Mariana Dimópulos: (19:43)
But it's just chance, you know, it's just someone else, fifty or seventy years ago wrote something which was kind of universal, and you are automatically, you know, engaged in this kind of tradition.
Héctor Hoyos: (19:58)
Right. We have this convention of taking, say, a detective story, as metaphilosophical. We don't do that with many detective stories, but when Borges wrote them, we kinda do. The philosophizing happens in prose, but not in the novel. He was never a practitioner of the novel form. There's that manuscript that never went anywhere, but Dan Balderson likes to think that it did. Hello to you, Dan, if you're listening. But Borges preferred the short form, and in the short form, very much like Amir was saying, there are no solutions, but there is questioning. I mean, there's opening of philosophical dilemmas, trilemmas, tetralemmas, you name it. But it doesn't or maybe, you know, my premise was wrong, and there is not a more fertile ground.
Amir Eshel: (20:48)
The one thing I would say about this country, Héctor, because you know, you raised the question about what's happening here, is that partly it has to do with political traditions. And I think the victory of analytic philosophy, you know, in this continent has a lot to do with the Cold War, as far as I understand it. And very unfortunately, the Cold War led to the closing of the American mind in some regards. With a few exceptions. And exceptions I think are very telling. So, someone like Richard Rorty, for example, fought against this closing of the American mind, breaking down or trying to break down the distinction between, you know, analytic philosophy and continental philosophy, arguing for the value of literature as a form of philosophical reflection. So, I think not all hope is lost when it comes to the United States and to the United Kingdom. I would hope that this tradition for which Rorty still stands, you know, will have a revival in the future.
Héctor Hoyos: (21:57)
Yep, yep, yep. Fantastic. That's music to my ears. I think well the the charter of this center, the Center for the Study of the Novel, is keeping a form of scholarship as vibrant as it is, understanding that the landscape has changed, and that, for instance, cultural studies exists, cultural studies is real, and the literary as something that's text-centric is just less the one conversation to have. It's one conversation among many. And I think that's a-okay, but I also think it's important that this conversation, you know, is vibrant. Again, that is neither here nor there. What I do want to follow up with is a question about an author that you have both thought about a lot, and that is Hannah Arendt, who doesn't seem to leave us for a second. I mean, she's present in so many ways. She's even present in pop culture now, surprisingly, you know, through film adaptations, through readers, graphic novels; she seems to be everywhere. Does Hannah Arendt have something special to tell us about the novel?

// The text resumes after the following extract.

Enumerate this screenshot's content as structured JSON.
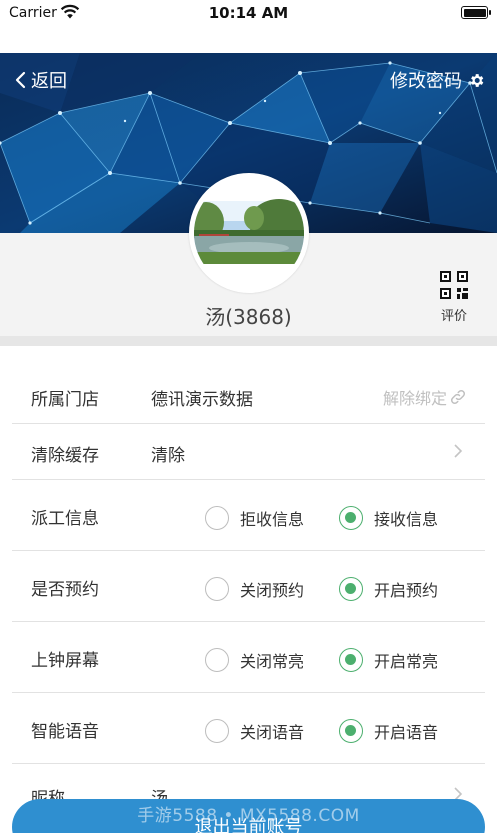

Mariana Dimópulos: (23:11)
Well, I think yes, but in a negative way. I think she was kind of a defender or a proponent, we would say, of the distinction between the novel and philosophy or literature and philosophy. She was a professional philosopher who didn't want to be seen as that. So, when asked about her position as an intellectual, she would say, I'm not a philosopher, but a historical writer, as a social theorist, but not a philosopher, unless a novelist or a writer. So, for example, the author of -I just forget the name- Hermann Broch, the German author, wanted to write a philosophical text and told Hannah Arendt. She said, please don't. You're a fictional writer, and there are other people who are dealing with this kind of complicated topics of philosophy; you don't have to matter about this. So I kind of and do both in some ways; I try to establish kind of clear differences between one thing and the other. When you have to go professional, you need to make this distinction.
Amir Eshel: (25:05)
You know, here again I would go back to the notion of a constellation. So, I tend to read a rant in a constellation with a novel, the genre as a form, as a tradition, thinking that one of the many things novels do is to serve as a laboratory of human agency. No, the novels, in various ways, and all novels, not all the time, but often, more often than not, novels explore what it means to act as a human being, in the private, in the public. We could think of many examples for this. And I think for this major domain of The Human Condition, namely our ability to act in various ways. Arendt's thought, again in constellation, seems to be incredibly fruitful. And if you think about the way she reflects herself in The Human Condition, on the ability of the historian to reflect on human agents and how they act in history, in the fifth part of The Human Condition, where her main attention is to action, if you put this in constellation with what many novels do, I think wonderful insights, you know, surface. You know, take War and Peace, for example, and the ways in which War and Peace reflects on human agency and in all its broad span. That would be just one example. So, while she herself maintained a very strict distinction, I think we're allowed as thinkers, as writers, to think about in her thinking and her legacy as a way to enrich our understanding of the novel.
Héctor Hoyos: (27:03)
This is CSN Café, the podcast for the Center for the Study of the Novel. And today you have listened to Amir Eshel coin the phrase, the novel is a laboratory of human agency, a phrase which we hope will lead to a monograph here. No pressure, but it is terrific. It is really enlightening. And then I wanted to pick up on something that Mariana mentioned, which is this separation of, I hope it's okay to ask, your work as a novelist, of your work as a philosopher, translator, and so on. I had a conversation with Mariano Siskin for Public Books Networks a while back, and we examined the question of schizophrenia versus neurosis. So, schizophrenia, the model here would be you're a writer by day or by night, and you are a critic by day or by night, and those two things are separate. You have two minds. And I'm not, you know, poking fun of mental illness; it's a real thing. This is just a metaphor, folks. Neurosis is where you want to bring everything together. Mariano was on the side of neurosis. I was like you on the side of schizophrenia. But let me push just a little bit. Can you really distinguish? Can you really separate your life as the author in English of Eminence and All My Goodbyes, among others, with your life as the co-author of Coetzee’s Speaking in Tongues or the author of Il Siglo de Hannah Arendt, the book about the century of women thinkers? Can you really? Is it even possible? I mean not for you personally, but is it really possible?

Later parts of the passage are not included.